To quell anti-vaccine mandate protests, Canadian Prime Minister Justin Trudeau has taken the unusual step of invoking the Emergencies Act.
Mr Trudeau stated that the measures would be “time-limited,” “fair,” and “proportionate,” and that the military would not be deployed.
Banks will be allowed to freeze personal accounts of anybody related to the demonstrations without the requirement for a judicial order.
Hundreds of protesters are still on the streets of Canada’s capital.
After a week of deadlock, law police evicted anti-mandate demonstrators off the Ambassador Bridge in Windsor, a vital commercial route between Canada and the United States.
What started as a protest against a new law requiring all truckers to get vaccinated before crossing the US-Canada border, or face quarantine if they return, has evolved into a larger challenge to all Covid health requirements.
“It’s about keeping Canadians safe and safeguarding people’s employment,” Prime Minister Justin Trudeau said during a press conference on Monday.
He stated that the police will be given “additional instruments” to jail or penalize demonstrators as well as safeguard essential infrastructure.
Mr Trudeau told reporters that the legislation will only be in effect for a limited time and in a very precise way.
Critics point out that in 2021, the prime minister expressed support for Indian farmers who shut down key highways leading to New Delhi for a year, saying at the time, “Canada will always be there to protect the right of peaceful protest.”
The use of the Emergencies Act by Mr Trudeau comes as protests throughout Canada approach their third week.
At a press conference on Monday, Deputy Prime Minister Chrystia Freeland claimed that banks will be permitted to freeze personal accounts of anybody related to the demonstrations without a court order.
Anyone engaging in the demonstrators’ vehicle insurance may also be suspended, she noted.

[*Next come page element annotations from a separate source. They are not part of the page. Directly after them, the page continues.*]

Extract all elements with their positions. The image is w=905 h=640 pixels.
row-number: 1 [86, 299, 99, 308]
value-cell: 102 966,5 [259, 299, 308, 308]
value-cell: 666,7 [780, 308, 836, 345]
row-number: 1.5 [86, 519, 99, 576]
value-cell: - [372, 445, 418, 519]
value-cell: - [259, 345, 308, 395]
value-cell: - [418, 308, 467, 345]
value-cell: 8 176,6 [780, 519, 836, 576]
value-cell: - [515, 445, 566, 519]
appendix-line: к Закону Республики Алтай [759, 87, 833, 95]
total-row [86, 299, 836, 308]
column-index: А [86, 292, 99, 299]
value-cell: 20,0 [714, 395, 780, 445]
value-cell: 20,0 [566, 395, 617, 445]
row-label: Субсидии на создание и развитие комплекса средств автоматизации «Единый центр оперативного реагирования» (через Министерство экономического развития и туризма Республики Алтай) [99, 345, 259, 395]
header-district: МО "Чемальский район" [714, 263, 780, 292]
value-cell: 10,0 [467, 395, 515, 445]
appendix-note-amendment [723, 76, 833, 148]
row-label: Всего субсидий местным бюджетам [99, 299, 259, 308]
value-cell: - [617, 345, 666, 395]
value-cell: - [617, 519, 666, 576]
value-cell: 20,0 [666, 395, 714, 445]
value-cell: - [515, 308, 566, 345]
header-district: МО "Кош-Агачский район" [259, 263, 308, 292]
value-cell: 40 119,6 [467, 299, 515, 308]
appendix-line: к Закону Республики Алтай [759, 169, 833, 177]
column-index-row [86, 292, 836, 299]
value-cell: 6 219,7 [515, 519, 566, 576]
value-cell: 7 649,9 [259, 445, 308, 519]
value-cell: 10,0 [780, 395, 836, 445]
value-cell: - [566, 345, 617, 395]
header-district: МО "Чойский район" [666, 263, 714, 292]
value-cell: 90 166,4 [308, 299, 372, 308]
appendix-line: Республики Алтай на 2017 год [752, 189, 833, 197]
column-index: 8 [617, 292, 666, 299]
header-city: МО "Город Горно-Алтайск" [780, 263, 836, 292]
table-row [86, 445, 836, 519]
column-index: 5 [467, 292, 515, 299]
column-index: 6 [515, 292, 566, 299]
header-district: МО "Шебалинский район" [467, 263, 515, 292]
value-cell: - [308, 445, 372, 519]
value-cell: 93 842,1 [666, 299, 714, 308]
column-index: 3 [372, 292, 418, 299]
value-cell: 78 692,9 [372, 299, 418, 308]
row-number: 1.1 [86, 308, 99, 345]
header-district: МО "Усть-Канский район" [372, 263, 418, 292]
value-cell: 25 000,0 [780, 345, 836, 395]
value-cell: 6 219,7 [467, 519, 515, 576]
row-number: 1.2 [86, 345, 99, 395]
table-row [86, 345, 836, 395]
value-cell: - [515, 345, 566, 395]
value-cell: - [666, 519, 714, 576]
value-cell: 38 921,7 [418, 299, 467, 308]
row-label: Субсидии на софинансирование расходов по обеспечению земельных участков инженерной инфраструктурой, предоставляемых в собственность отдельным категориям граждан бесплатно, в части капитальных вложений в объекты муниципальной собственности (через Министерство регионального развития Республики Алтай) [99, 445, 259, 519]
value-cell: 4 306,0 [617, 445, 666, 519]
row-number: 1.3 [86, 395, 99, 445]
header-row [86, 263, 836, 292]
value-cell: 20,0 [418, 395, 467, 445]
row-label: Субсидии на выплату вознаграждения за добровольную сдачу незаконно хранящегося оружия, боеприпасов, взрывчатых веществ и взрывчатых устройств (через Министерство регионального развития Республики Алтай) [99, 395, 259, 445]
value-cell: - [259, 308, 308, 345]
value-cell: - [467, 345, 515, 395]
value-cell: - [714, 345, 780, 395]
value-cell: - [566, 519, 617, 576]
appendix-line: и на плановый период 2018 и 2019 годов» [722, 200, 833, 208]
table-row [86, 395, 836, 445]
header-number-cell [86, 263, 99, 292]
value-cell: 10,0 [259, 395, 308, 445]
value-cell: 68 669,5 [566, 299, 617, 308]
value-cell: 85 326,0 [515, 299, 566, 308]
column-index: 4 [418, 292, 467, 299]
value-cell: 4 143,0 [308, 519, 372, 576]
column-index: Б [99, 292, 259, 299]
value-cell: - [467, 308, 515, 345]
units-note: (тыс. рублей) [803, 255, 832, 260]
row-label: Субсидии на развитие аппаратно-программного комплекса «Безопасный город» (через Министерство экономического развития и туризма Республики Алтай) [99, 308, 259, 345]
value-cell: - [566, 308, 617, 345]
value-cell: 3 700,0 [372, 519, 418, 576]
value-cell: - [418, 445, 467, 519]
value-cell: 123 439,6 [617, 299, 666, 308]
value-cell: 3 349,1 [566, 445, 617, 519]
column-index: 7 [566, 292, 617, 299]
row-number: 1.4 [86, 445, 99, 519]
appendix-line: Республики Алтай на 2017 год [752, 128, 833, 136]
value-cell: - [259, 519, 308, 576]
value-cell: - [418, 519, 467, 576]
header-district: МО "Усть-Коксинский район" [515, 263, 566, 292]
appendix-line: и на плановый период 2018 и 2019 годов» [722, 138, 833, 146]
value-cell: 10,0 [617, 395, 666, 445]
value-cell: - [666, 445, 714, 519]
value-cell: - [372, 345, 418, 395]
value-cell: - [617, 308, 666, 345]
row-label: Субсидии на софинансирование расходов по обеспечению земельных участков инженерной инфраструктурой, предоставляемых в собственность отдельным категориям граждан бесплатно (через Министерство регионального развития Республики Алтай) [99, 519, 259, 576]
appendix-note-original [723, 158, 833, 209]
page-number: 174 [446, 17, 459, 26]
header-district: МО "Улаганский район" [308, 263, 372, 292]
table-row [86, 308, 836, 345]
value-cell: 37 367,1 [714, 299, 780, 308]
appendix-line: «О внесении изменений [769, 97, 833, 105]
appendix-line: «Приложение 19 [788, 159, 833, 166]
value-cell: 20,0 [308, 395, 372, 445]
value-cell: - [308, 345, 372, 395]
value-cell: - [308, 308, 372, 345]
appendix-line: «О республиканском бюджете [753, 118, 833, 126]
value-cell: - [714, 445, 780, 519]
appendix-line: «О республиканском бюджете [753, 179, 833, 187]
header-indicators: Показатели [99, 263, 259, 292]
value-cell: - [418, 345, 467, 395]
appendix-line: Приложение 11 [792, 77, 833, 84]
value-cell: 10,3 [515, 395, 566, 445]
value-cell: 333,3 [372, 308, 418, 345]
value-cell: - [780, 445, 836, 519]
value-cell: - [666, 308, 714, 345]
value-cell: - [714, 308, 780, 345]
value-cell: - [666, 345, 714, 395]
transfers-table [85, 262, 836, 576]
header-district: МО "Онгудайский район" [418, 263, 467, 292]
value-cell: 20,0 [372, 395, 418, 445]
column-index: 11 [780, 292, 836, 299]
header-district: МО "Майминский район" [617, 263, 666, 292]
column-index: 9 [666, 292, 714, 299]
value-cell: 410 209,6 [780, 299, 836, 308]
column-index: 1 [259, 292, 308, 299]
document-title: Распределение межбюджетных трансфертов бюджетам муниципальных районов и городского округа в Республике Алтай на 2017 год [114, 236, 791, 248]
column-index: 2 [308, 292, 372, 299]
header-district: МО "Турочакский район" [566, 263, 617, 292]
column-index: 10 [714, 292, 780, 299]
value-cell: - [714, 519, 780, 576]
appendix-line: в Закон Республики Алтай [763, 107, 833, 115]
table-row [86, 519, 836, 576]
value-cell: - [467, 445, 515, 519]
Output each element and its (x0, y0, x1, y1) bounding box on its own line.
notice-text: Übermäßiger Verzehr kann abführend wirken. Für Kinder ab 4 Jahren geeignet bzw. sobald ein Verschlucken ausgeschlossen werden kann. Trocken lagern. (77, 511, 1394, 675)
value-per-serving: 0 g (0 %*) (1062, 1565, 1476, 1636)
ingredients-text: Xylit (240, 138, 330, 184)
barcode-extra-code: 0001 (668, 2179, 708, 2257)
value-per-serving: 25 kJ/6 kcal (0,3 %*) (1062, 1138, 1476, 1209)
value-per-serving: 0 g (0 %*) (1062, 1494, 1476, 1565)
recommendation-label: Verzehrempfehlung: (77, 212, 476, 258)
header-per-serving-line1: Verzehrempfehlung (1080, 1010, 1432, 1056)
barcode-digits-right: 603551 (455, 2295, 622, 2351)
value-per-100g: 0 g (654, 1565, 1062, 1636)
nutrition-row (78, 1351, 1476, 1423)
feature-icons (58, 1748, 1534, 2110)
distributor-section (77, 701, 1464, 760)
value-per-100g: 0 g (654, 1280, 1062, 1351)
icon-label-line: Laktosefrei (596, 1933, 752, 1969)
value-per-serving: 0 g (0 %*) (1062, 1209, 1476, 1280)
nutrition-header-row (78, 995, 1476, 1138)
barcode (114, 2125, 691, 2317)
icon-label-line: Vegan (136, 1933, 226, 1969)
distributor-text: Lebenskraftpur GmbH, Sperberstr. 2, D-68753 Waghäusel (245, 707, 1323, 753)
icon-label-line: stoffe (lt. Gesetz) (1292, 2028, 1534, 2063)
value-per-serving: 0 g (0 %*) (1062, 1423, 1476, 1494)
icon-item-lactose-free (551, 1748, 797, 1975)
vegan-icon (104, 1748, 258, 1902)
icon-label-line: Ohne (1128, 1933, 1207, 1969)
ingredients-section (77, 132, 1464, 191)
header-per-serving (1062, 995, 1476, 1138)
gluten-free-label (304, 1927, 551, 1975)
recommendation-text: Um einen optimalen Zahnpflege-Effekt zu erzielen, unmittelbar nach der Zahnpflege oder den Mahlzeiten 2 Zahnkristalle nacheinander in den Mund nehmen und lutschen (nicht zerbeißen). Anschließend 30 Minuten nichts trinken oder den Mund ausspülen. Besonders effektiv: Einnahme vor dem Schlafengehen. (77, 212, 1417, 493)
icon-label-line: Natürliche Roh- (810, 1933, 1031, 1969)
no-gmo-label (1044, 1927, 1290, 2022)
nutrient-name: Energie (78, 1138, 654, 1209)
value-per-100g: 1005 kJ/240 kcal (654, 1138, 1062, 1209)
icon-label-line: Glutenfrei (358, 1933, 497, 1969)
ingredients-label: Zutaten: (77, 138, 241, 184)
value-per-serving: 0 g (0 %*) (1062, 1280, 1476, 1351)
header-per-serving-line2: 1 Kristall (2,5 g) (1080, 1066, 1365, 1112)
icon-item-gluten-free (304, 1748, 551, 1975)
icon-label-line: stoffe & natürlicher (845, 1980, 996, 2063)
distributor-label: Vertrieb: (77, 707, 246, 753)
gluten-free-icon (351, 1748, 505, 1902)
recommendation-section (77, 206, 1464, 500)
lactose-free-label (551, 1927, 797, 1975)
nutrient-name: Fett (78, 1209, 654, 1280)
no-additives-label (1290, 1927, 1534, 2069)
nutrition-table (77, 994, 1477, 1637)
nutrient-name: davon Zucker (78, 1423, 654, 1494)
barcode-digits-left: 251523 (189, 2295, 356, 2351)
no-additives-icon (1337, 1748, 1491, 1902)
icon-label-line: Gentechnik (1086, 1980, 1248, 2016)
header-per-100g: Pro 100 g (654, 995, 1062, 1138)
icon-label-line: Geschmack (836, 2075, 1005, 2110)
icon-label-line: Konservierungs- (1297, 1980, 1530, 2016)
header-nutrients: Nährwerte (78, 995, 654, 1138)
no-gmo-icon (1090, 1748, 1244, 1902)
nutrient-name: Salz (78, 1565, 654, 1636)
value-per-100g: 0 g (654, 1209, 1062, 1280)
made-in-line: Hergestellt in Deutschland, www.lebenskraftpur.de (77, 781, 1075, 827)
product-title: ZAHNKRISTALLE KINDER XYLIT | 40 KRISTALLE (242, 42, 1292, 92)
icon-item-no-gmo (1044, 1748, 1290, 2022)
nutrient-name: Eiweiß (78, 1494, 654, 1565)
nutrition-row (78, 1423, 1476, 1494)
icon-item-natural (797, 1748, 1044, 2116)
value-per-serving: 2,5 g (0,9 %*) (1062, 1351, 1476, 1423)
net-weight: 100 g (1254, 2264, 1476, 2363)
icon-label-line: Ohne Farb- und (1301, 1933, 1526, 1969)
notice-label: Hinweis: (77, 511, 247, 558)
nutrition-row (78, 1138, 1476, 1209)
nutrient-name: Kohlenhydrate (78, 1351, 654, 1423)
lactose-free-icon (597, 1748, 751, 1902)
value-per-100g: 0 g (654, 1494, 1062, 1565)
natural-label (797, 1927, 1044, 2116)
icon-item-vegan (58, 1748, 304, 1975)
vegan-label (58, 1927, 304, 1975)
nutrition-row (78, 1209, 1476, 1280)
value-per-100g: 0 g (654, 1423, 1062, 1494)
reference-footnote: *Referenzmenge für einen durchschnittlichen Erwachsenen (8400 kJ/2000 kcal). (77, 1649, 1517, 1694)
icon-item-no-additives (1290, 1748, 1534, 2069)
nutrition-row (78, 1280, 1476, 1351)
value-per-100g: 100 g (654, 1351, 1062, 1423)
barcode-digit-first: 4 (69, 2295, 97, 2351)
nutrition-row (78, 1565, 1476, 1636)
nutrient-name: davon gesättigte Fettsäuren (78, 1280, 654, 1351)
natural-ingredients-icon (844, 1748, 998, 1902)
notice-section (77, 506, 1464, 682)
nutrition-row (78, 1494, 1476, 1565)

As part of the endeavor, Ms. Freeland stated that Canada’s “Terrorist Financing” legislation will be expanded to include cryptocurrencies and crowdfunding sites.
“It’s all about the money,” she explained.
She responded after hackers revealed details of 93,000 payments totaling $8.4 million (£6.2 million) to the crowdfunding portal GiveSendGo for the truckers.
The 1988 Emergencies Act stipulates that a high legal standard must be overcome before an emergency may be declared. It may only be used in a “urgent and critical circumstance” that “seriously jeopardizes Canadians’ lives, health, or safety.” Protests that are legal do not qualify.
Canada’s Justice Minister, David Lametti, stated on Monday that these requirements had been satisfied.
The Canadian Civil Freedoms Association, on the other hand, was critical of the action, saying it “threatens our democracy and civil liberties.”
Mr Trudeau’s proposal was ridiculed by Ottawa protest organiser Tamara Lich, who told AP News: “There are no dangers that will make us fearful. We’ll keep the line open.”
Conservative Premier Doug Ford of Ontario stated that he supports the federal administration.
The premiers of Quebec, Manitoba, Alberta, and Saskatchewan, on the other hand, thought the emergency powers were unnecessary in their respective provinces.
Prior to Mr Trudeau’s statement, Quebec Premier Francois Legault warned that using the Emergencies Act would be like “pouring gasoline on a fire.”